We used different techniques on each piece of silk. This piece of silk chiffon was wrapped around a pipe with string and gathered up. The result reminds me of a Doctor Who monster.


This silk damask was already interesting, so it was simply dyed, bringing out the detail of the embossed design.



I can't remember what this fabric was but I think I scrunched in a ball and let it float around in the dye bath.


This was my favourite piece. The long strips of silk were folded concertina style and clamped between 2 perspex circles. Of course there are names for the all the techniques. But I'm afraid I was too busy getting on and having a go to take notes.



The mandala on this piece of silk was created by circles of running stitch and tightening it up around a broom handle. This was to be the centerpiece on the back of the jacket.


The last piece of fabric was a simple piece of cotton. I think I just folded this and dipped the edges in the dye bath. I love the unexpected images that appear. I can see a dog's face on the right side of this fabric.


A washing line was setup in the corridor outside the classroom so we could peg out our strips to dry.  There were 2 large dye baths at the front of the class, one dark and one light. I chose to use the lighter bath for all my strips



 At the end of the first day, we found the indigo dye was coming off on our hands so we did a rinsing session in our hotel room. We made sure we cleaned up after ourselves. I won't say which hotel it was in because we'd quite like to stay there again some time.

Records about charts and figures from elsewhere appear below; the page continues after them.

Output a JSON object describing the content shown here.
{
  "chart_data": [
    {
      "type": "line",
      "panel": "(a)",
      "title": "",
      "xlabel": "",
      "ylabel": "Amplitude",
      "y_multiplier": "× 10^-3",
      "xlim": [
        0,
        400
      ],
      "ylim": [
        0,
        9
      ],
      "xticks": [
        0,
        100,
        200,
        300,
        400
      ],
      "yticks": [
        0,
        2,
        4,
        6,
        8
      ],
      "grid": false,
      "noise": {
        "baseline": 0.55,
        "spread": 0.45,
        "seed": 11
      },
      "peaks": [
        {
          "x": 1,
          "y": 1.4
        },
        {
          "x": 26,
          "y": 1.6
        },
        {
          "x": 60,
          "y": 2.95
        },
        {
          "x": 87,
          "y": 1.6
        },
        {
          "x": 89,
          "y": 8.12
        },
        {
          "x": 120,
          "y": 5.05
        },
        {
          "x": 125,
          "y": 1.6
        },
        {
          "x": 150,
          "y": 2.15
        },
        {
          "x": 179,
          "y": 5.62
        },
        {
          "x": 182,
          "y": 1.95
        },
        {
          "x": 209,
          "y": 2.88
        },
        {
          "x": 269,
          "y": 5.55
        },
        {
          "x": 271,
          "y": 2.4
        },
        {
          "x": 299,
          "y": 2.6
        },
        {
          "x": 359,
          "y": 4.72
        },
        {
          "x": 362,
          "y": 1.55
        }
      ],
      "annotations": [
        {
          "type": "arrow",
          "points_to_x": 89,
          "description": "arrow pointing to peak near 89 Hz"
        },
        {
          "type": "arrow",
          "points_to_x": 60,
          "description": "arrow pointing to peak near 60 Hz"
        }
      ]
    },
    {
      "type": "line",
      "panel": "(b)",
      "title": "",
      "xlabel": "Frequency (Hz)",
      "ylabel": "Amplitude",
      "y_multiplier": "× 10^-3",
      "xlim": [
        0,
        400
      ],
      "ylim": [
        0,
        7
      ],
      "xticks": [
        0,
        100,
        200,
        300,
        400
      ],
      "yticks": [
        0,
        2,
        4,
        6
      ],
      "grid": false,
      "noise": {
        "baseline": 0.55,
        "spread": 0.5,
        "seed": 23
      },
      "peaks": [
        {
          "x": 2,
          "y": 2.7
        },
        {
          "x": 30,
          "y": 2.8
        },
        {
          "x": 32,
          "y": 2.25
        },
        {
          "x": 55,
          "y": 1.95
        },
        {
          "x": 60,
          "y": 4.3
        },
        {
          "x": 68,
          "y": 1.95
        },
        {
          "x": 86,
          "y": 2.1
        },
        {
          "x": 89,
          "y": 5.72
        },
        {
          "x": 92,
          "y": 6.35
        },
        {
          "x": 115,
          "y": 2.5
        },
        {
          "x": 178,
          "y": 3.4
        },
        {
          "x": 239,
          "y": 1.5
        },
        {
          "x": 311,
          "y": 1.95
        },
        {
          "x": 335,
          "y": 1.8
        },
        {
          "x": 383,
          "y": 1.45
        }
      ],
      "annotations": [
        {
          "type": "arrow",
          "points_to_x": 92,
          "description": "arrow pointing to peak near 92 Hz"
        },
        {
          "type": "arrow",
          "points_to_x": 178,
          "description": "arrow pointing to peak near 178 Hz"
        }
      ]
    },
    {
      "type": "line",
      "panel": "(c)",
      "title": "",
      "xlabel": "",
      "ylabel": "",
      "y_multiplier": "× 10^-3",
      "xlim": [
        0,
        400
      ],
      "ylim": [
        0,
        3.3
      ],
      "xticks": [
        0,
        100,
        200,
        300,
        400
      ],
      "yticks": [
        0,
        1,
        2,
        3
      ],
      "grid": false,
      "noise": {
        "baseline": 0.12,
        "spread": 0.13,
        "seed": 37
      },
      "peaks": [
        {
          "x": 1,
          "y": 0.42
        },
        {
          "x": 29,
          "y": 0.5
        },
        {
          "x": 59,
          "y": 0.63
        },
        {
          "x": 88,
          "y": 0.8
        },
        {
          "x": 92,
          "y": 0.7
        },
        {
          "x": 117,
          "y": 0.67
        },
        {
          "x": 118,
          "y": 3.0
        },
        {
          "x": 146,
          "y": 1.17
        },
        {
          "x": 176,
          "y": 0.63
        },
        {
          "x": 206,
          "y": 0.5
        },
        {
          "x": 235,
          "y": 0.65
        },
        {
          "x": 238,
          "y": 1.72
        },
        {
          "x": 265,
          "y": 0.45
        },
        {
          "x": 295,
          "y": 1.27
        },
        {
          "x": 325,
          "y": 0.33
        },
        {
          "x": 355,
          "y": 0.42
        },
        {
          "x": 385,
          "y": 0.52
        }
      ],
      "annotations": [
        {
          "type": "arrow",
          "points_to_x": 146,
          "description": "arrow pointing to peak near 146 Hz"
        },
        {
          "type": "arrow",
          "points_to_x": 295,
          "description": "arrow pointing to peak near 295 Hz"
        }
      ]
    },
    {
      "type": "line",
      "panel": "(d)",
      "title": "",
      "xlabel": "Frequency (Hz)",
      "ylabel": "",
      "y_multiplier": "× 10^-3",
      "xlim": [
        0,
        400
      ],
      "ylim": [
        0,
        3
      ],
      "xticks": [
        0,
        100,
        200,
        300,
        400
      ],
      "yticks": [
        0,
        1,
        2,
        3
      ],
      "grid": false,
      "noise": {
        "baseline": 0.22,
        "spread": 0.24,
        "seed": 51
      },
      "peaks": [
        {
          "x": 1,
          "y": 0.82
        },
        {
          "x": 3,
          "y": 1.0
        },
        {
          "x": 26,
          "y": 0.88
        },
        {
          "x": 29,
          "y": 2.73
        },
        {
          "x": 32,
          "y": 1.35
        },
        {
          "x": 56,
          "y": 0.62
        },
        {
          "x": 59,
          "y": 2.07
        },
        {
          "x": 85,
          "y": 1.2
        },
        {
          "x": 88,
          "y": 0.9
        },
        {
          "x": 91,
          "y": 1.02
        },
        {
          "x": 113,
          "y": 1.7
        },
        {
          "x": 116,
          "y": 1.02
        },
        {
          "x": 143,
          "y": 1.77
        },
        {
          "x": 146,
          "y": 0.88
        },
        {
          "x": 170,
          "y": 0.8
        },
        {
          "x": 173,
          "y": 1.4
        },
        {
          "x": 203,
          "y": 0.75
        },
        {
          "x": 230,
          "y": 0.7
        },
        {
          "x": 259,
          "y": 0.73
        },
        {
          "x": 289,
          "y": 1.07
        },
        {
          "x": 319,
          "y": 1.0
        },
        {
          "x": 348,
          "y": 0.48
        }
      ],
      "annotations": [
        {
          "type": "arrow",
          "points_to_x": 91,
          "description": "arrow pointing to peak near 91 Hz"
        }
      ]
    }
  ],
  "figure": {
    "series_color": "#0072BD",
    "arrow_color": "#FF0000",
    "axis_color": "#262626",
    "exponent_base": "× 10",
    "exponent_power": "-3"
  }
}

Here's the full set of dyed fabric ready for the second day of the workshop, sewing up the jacket with Katrina. Dressmaking is something I'd like to do more of but I haven't really got to grips with it yet. Fortunately the design for the jacket was fairly simple. French seams were used to construct the back and front pieces. Katrina then helped us all fit the jackets at our shoulders. After that it was just a matter of sewing up the shoulder and side seams. The silk chiffon strip should have ended up as a scarf but I wasn't able to finish the edges without damaging the fabric. Perhaps I should have taken better notes.

Steph and I are heading back to Houston this year. The hotel, flights and workshops are all booked. All we need to do now is organise the workshop supplies.